The movie, directed by Mike Newell, turns Airport Central into a frat house full of wacked out, womanizing, dysfunctional geeks, jocks and cowboys who keep jumbo jets from crashing into each other by day, then cheat on their wives or get drunk or contemplate suicide by night. Hard living, man! Control freaks who are freaking out!
Our main man is Nick Falzone (John Cusack) who "pushes tin" at New York's Terminal Radar Approach Control (TRACON) center, earphones pasted to his head, humming songs as he tells Flight X to make a 3,000 foot drop, orders Flight Y to stay in a holding pattern and gives the landing green light to Flight Z, while he ribs one of the pilots for being a redneck. This guy rules the roost.
"He shoots!
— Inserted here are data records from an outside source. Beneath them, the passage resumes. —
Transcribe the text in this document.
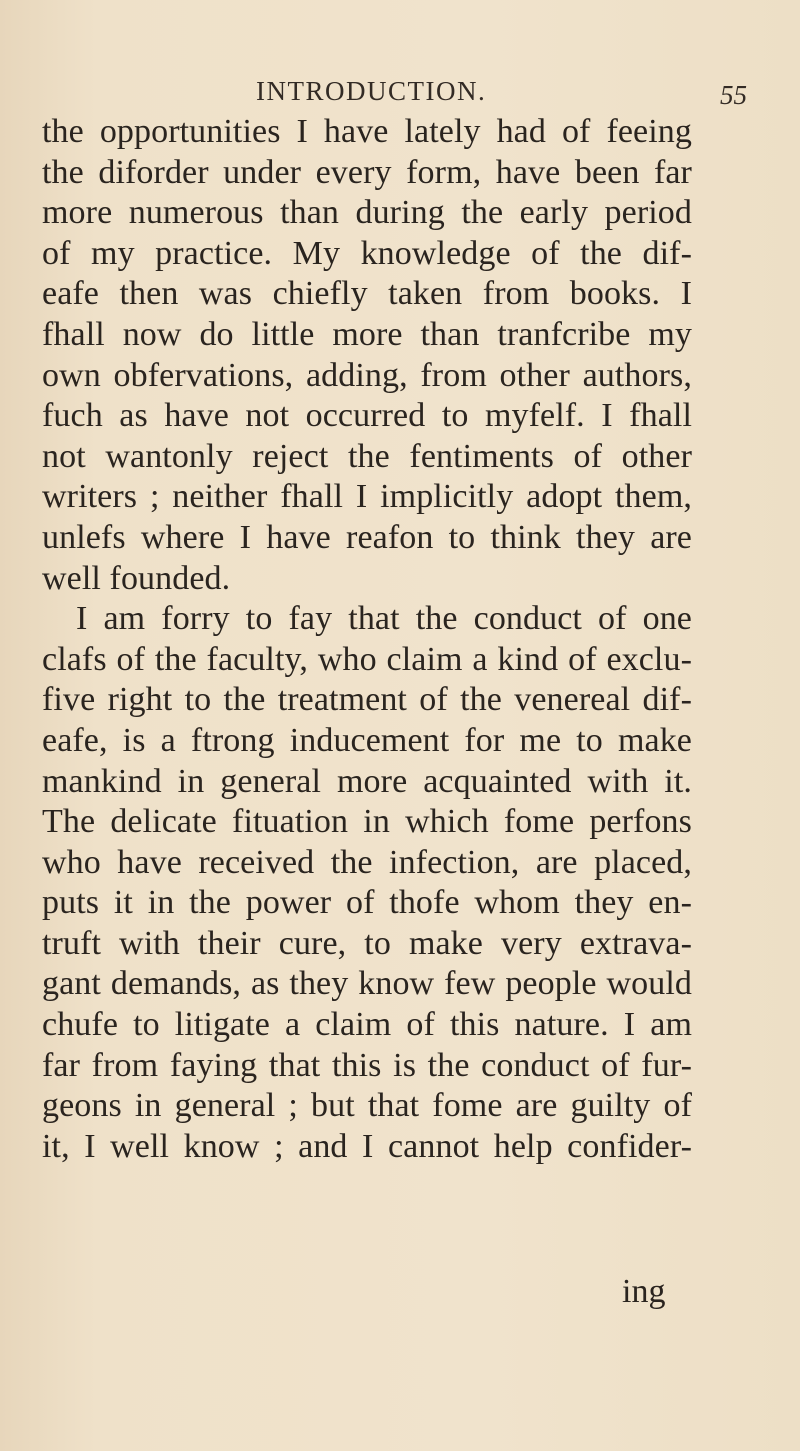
INTRODUCTION.	55
the opportunities I have lately had of feeing
the diforder under every form, have been far
more numerous than during the early period
of my practice. My knowledge of the dif-
eafe then was chiefly taken from books. I
fhall now do little more than tranfcribe my
own obfervations, adding, from other authors,
fuch as have not occurred to myfelf. I fhall
not wantonly reject the fentiments of other
writers ; neither fhall I implicitly adopt them,
unlefs where I have reafon to think they are
well founded.
I am forry to fay that the conduct of one
clafs of the faculty, who claim a kind of exclu-
five right to the treatment of the venereal dif-
eafe, is a ftrong inducement for me to make
mankind in general more acquainted with it.
The delicate fituation in which fome perfons
who have received the infection, are placed,
puts it in the power of thofe whom they en-
truft with their cure, to make very extrava-
gant demands, as they know few people would
chufe to litigate a claim of this nature. I am
far from faying that this is the conduct of fur-
geons in general ; but that fome are guilty of
it, I well know ; and I cannot help confider-
ing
He scores!" says Nick proudly.
Into Nick's world comes Russell Bell (Billy Bob Thornton), a half-Indian flight controller and stoic nut job from out west, who wears a feather in his hair (I kid you not) and pushes the envelope when it comes to choreographing takeoffs and landings.
He's a tanned, handsome, mystical, motorbike-riding hot dog. Once it is said Russell stood on a runway to feel the bone-crushing turbulence of a 747 swooping over him.
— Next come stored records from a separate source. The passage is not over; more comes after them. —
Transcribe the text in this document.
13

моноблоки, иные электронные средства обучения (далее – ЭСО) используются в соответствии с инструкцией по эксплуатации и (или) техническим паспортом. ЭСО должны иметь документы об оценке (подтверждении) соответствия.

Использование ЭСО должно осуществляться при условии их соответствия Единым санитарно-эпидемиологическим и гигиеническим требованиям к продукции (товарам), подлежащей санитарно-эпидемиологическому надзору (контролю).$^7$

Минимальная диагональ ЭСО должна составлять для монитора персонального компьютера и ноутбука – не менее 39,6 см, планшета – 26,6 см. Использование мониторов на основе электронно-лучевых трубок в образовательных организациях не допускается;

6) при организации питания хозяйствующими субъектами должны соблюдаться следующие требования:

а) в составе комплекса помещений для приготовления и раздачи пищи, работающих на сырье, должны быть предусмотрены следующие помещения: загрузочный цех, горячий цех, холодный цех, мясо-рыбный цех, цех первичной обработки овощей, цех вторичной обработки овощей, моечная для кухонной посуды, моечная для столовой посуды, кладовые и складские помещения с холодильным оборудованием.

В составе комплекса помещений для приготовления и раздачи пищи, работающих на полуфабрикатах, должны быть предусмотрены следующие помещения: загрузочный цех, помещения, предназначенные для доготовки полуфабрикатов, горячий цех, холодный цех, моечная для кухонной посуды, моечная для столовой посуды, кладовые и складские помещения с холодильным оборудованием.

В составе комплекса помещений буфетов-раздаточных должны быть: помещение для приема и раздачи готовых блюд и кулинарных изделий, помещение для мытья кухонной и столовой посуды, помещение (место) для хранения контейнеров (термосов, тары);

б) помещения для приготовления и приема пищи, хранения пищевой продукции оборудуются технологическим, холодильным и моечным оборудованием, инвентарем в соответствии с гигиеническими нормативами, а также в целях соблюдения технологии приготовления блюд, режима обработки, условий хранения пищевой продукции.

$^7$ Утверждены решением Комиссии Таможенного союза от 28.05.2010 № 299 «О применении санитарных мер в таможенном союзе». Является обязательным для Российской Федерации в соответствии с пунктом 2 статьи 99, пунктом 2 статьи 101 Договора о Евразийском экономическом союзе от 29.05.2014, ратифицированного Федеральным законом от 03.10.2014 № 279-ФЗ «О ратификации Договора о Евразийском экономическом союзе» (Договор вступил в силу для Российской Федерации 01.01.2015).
Naturally, Russell's going to get under Nick's skin. So is Russell's wife, Mary (Angelina Jolie), a completely ludicrous writer's creation of a free-spirited woman who weeps over hibiscus plants that die, wears lots of turquoise rings and gets real lonely when Russell spends entire nights away from home.
Actually, the story's midsection which gets into Nick's increasing obsession with Russell and his feverish attraction to Mary's ample bust and collagen lips is so loopy, it's quite a gas. But screenwriters Glen and Les Charles seem to be caught in a no-fly zone when it comes to charting human behavior. They seem to have thrown in everything but Marlon Brando's leather jacket from "The Wild One" when it comes to making a cool number out of Russell. And they turn Cusack unconvincingly from a nice guy into a morally suspect, quivering wreck who becomes so demented with jealousy, fear and anger over Feather Man, he attacks stewards on planes.
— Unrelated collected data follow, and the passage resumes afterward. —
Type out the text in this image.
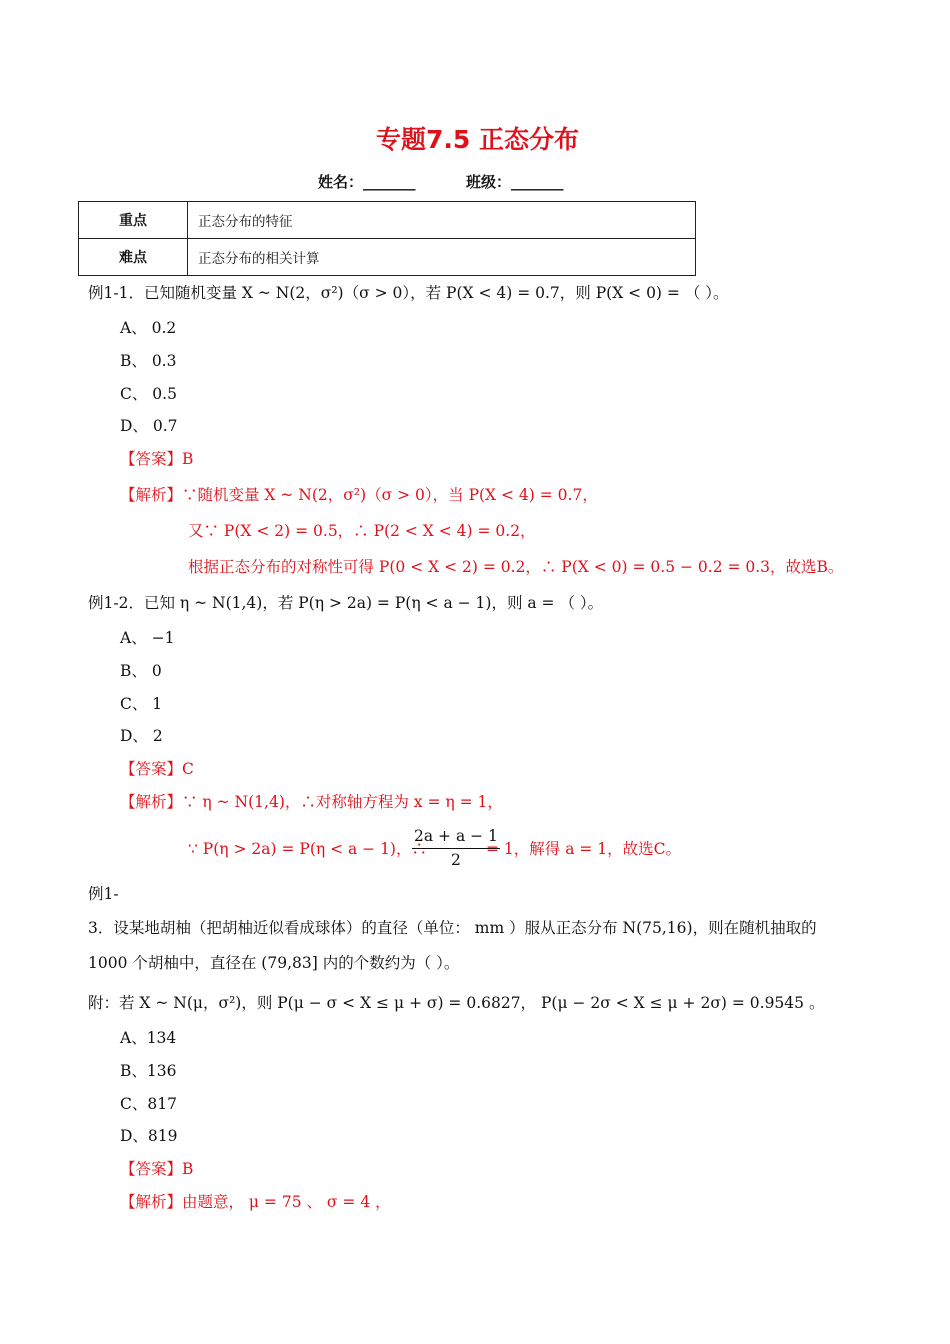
专题7.5 正态分布
姓名：_______	班级：_______
重点	正态分布的特征
难点	正态分布的相关计算
例1-1．已知随机变量 X ~ N(2，σ²)（σ > 0），若 P(X < 4) = 0.7，则 P(X < 0) = （ ）。
A、 0.2
B、 0.3
C、 0.5
D、 0.7
【答案】B
【解析】∵随机变量 X ~ N(2，σ²)（σ > 0），当 P(X < 4) = 0.7，
又∵ P(X < 2) = 0.5，∴ P(2 < X < 4) = 0.2，
根据正态分布的对称性可得 P(0 < X < 2) = 0.2，∴ P(X < 0) = 0.5 − 0.2 = 0.3，故选B。
例1-2．已知 η ~ N(1,4)，若 P(η > 2a) = P(η < a − 1)，则 a = （ ）。
A、 −1
B、 0
C、 1
D、 2
【答案】C
【解析】∵ η ~ N(1,4)，∴对称轴方程为 x = η = 1，
∵ P(η > 2a) = P(η < a − 1)，∴
$\frac{2a + a - 1}{2}$
= 1，解得 a = 1，故选C。
例1-
3．设某地胡柚（把胡柚近似看成球体）的直径（单位： mm ）服从正态分布 N(75,16)，则在随机抽取的
1000 个胡柚中，直径在 (79,83] 内的个数约为（ ）。
附：若 X ~ N(μ，σ²)，则 P(μ − σ < X ≤ μ + σ) = 0.6827， P(μ − 2σ < X ≤ μ + 2σ) = 0.9545 。
A、134
B、136
C、817
D、819
【答案】B
【解析】由题意， μ = 75 、 σ = 4 ，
Although her character is narrowly sketched (in fact, she takes up drawing to expand her mind), British actor Cate Blanchett gives Nick's wife Connie a real presence. What an actor, to go from an If-You-Please Queen of England to an air traffic widow from New York. It is almost worth watching this movie for her.
I said "almost," because "Pushing Tin" can't get away from all that alpha-male posturing in front of the computer terminals, including a pointless diversion in which our main characters duke it out, while everyone else scurries from the terminal after a major bomb threat. The movie gets worse and worse, as it taxis frenziedly from runway to runway, looking for a route to the glorious skies of a great Hollywood ending. And you sit slumped in your chair, knowing full well this is going to be nothing more than an abortive takeoff.